Berliner Szenen: Im Lakritzladen
Leonie-Chantal!
„Leonie-Chantal, Mann! Du gehst Oma und Opa heute schon wieder so richtig auf den Senkel!“ In einem Lakritzladen steht ein ungefähr achtjähriges, leicht übergewichtiges Mädchen in rosa Leggings und rosa Daunenjacke. In der einen Hand hält sie eine leere Papiertüte, in der anderen eine Schaufel. Gerade hat sie gefragt, ob sie ein paar Süßigkeiten haben darf.
„Boah, Leonie-Chantal!“, war die Antwort ihrer Oma, die ihre Augen verdreht, mich mit einem Kinder-sind-so-nervig-Blick anguckt und zwei volle Süßigkeitentüten auf die Waage legt. Ich arbeite hier als Aushilfe, beobachte meine Kunden aus sicherer Distanz hinter dem Tresen und nicke und lächle nett, wenn es sein muss.

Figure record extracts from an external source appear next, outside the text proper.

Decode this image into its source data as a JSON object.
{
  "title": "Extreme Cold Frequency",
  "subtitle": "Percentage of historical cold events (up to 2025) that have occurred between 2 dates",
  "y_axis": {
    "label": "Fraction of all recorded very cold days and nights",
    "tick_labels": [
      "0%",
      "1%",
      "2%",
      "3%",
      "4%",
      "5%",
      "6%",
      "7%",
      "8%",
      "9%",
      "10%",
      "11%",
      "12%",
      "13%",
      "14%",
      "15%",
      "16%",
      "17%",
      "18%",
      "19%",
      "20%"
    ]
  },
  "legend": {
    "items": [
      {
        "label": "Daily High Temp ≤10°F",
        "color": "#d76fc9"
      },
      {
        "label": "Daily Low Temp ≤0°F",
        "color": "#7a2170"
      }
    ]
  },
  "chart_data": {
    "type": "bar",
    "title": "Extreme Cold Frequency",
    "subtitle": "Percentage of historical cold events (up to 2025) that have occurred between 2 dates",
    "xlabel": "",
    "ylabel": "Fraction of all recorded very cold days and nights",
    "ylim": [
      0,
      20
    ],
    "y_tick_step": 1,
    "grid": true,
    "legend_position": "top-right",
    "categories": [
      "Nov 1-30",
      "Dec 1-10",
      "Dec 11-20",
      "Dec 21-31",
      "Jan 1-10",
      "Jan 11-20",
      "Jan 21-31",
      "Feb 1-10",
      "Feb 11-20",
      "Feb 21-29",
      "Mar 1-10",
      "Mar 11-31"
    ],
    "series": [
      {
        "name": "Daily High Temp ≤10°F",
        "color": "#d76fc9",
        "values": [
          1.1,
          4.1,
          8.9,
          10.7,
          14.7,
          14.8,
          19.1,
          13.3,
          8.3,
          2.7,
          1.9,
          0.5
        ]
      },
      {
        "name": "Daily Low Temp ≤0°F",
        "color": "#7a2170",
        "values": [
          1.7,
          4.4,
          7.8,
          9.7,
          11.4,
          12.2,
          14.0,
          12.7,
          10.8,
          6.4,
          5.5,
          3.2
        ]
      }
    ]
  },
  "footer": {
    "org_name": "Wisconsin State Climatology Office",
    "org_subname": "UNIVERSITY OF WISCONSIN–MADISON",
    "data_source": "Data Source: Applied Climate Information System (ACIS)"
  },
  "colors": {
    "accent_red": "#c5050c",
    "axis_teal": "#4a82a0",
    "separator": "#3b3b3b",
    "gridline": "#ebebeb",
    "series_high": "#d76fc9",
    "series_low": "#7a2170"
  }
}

„Bitte! Bitte! Bitte! Bitte!“, macht Leonie-Chantal jetzt, setzt einen Hundeblick auf und hüpft auf und ab, als ob sie dringend auf die Toilette müsste. „Oh nee, ne?“, seufzt Oma. Leonie-Chantals Gesichtzüge verändern sich, die Mundwinkel gehen nach unten, die Augen werden schmaler. Als Oma ihr die Schaufel aus der Hand nimmt, ist es, als würde man einen Stöpsel ziehen: Leonie-Chantal fängt an zu heulen.
„Ach komm, lass sie halt!“, sagt der bisher still gebliebene Opa und verfällt in einen ungesund klingenden Hustenanfall.
Leonie-Chantal bekommt die Schaufel zurück und grinst zufrieden, Opa geht nach draußen eine rauchen. Oma läuft ihrem Süßigkeiten sammelnden Enkelkind hinterher, das vor jedem Glas stehen bleibt und überlegt, was es möchte. Leonie-Chantal entscheidet sich gegen die Lakritz-Bärchen und für die Mäuse. „Leonie-Chantal, jetzt reicht’s aber“, ruft Oma.
Opa klopft von draußen gegen die Fensterscheibe und zeigt auf eine imaginäre Uhr auf seinem Handgelenk.